Он в совершенстве освоил управление стоногим. К командам он прибегал редко, позволяя ему двигаться вперед самостоятельно, если направление было верным. Жерг пересек обширное скалистое плато, покрытые темно-лиловым льдом равнины, два океана. Океаны внушали ему страх, ибо он не знал, как заставить животное плыть, но опасения оказались напрасными. Стоило стоногому оказаться на берегу, как он вошел в дымящиеся волны и плыл вперед. Теперь Жерг Хазель боялся, как бы зверюга не нырнула, но животное спокойно перенесло человека через «воды».

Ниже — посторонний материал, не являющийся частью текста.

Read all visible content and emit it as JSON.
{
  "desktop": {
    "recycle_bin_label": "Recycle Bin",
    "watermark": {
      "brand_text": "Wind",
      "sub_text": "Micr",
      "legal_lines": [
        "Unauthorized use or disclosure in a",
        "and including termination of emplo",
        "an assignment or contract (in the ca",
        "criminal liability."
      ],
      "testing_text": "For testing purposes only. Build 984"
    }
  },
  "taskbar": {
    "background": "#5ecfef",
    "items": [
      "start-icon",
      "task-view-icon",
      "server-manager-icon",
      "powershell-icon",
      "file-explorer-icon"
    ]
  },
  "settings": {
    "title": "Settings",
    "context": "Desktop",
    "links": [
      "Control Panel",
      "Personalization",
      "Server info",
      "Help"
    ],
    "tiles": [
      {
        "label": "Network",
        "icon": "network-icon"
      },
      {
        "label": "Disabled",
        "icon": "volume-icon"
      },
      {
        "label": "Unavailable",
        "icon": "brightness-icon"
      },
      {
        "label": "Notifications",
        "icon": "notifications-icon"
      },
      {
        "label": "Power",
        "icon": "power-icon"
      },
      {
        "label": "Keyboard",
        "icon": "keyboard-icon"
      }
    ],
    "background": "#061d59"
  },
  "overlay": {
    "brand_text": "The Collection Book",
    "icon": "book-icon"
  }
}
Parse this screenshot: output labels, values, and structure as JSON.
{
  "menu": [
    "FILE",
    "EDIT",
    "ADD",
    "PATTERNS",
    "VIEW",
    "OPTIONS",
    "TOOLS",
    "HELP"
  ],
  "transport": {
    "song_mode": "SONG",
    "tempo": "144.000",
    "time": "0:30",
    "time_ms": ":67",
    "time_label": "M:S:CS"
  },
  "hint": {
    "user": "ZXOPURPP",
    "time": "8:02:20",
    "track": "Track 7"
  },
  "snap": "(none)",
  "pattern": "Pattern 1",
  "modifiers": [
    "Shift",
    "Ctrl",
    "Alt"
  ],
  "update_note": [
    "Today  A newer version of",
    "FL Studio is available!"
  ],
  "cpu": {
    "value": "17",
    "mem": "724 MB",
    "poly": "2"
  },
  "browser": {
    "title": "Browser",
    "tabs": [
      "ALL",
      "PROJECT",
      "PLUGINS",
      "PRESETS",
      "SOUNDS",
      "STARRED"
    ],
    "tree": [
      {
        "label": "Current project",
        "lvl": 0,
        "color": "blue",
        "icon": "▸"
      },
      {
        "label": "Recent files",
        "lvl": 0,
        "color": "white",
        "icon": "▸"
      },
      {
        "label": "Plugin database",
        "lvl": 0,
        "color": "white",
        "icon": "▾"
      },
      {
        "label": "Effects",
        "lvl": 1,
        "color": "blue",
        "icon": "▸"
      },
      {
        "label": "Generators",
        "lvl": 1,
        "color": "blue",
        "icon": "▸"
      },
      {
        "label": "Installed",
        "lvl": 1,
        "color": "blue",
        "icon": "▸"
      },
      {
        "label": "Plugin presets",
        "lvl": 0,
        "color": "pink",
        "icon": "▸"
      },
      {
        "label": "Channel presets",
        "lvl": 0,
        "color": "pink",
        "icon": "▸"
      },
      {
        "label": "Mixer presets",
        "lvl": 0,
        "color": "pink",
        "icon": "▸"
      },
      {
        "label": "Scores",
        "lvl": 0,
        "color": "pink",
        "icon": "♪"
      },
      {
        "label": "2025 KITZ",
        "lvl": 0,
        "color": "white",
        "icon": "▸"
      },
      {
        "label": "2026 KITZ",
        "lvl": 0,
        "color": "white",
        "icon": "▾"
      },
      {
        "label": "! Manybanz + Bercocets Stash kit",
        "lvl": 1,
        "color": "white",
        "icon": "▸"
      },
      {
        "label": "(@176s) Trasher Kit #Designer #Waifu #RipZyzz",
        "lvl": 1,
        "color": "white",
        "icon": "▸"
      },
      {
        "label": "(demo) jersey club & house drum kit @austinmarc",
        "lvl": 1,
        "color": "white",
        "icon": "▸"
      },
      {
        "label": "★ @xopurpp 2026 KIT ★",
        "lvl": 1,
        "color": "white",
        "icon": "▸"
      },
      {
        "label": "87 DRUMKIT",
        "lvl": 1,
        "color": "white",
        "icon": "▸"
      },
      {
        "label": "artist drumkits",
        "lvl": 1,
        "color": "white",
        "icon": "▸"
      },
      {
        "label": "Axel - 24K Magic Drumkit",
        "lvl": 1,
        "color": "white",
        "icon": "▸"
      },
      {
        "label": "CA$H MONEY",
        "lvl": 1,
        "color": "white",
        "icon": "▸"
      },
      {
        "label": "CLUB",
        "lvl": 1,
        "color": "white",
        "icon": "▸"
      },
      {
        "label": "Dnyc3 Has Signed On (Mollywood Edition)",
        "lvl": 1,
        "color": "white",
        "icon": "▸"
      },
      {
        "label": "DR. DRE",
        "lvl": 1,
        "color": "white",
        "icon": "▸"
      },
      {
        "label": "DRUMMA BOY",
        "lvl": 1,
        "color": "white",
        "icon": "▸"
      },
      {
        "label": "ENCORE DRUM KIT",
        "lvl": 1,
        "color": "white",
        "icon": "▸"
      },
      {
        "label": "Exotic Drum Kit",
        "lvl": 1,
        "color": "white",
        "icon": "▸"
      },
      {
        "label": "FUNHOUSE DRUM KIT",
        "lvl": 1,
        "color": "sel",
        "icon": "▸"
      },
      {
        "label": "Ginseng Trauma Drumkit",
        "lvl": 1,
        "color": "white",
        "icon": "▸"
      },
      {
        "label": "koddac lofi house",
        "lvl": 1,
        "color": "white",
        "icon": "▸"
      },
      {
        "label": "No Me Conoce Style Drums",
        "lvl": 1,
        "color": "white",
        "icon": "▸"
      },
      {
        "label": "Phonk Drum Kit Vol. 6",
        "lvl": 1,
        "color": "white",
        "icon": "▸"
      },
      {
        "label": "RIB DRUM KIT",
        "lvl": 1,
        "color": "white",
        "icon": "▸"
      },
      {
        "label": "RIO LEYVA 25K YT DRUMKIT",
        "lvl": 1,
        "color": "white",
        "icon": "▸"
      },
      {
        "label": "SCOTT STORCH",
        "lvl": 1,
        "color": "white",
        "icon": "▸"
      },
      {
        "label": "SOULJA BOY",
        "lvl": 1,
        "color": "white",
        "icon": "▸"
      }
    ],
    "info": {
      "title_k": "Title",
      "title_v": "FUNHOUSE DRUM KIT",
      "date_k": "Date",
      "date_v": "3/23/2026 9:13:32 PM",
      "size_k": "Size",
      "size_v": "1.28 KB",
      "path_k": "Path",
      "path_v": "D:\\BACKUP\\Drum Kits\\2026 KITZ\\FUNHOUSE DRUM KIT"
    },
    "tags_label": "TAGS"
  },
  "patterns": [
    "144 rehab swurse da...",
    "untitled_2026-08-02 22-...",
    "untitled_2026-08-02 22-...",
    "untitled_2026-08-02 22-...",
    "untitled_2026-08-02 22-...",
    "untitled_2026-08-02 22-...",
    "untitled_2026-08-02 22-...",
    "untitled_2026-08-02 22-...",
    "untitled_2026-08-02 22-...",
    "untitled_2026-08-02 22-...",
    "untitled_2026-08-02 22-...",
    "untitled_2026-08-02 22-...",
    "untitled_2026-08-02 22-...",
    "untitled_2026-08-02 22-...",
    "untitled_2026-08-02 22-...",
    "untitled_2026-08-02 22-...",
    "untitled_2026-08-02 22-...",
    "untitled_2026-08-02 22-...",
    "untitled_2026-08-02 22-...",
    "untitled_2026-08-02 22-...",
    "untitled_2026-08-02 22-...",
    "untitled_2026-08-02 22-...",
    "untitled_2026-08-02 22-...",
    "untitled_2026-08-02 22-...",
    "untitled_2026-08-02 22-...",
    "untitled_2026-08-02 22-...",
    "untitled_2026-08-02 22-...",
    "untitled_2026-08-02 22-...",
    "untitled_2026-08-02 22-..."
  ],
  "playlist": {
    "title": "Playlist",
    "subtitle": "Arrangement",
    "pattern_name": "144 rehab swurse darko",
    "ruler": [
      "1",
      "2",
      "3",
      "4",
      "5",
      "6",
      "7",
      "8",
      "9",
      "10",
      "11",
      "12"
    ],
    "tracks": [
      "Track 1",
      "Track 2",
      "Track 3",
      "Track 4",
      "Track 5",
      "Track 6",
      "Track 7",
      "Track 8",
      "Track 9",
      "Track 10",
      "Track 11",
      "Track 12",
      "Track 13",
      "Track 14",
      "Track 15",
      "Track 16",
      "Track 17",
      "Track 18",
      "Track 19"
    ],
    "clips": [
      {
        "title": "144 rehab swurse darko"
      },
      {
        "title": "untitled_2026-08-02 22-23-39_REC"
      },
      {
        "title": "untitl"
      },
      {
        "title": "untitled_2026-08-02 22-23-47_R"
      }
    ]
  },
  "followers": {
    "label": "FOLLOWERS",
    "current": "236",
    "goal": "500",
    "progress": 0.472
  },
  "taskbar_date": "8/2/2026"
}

Хазель перевалил через три горных цепи и пересек бескрайние болита. Горы были, наверно, самым трудным этапом путешествия. Толчки и тряска были почти невыносимыми. Но воля Хазел я, ведущая его к некой точке, где на скалистом плато блистала ракета с носом, устремленным в небо, не ослабла.

За две недели Жерг Хазель остановился всего два раза: один — чтобы дать отдохнуть стоногому, другой — чтобы сделать передышку самому — снять скафандр, помыться, причесаться, обрезать бороду и поесть и попить по-человечески, пользуясь руками. Остальное время стоногий нес его днем и ночью, не выказывая никакой усталости, и перед глазами Жерга, наверно, проходили картины далекого прошлого Земли, когда ее неизведанные просторы пересекали отважные путешественники. Он как бы вновь приник к источнику, который, казалось, давно иссяк.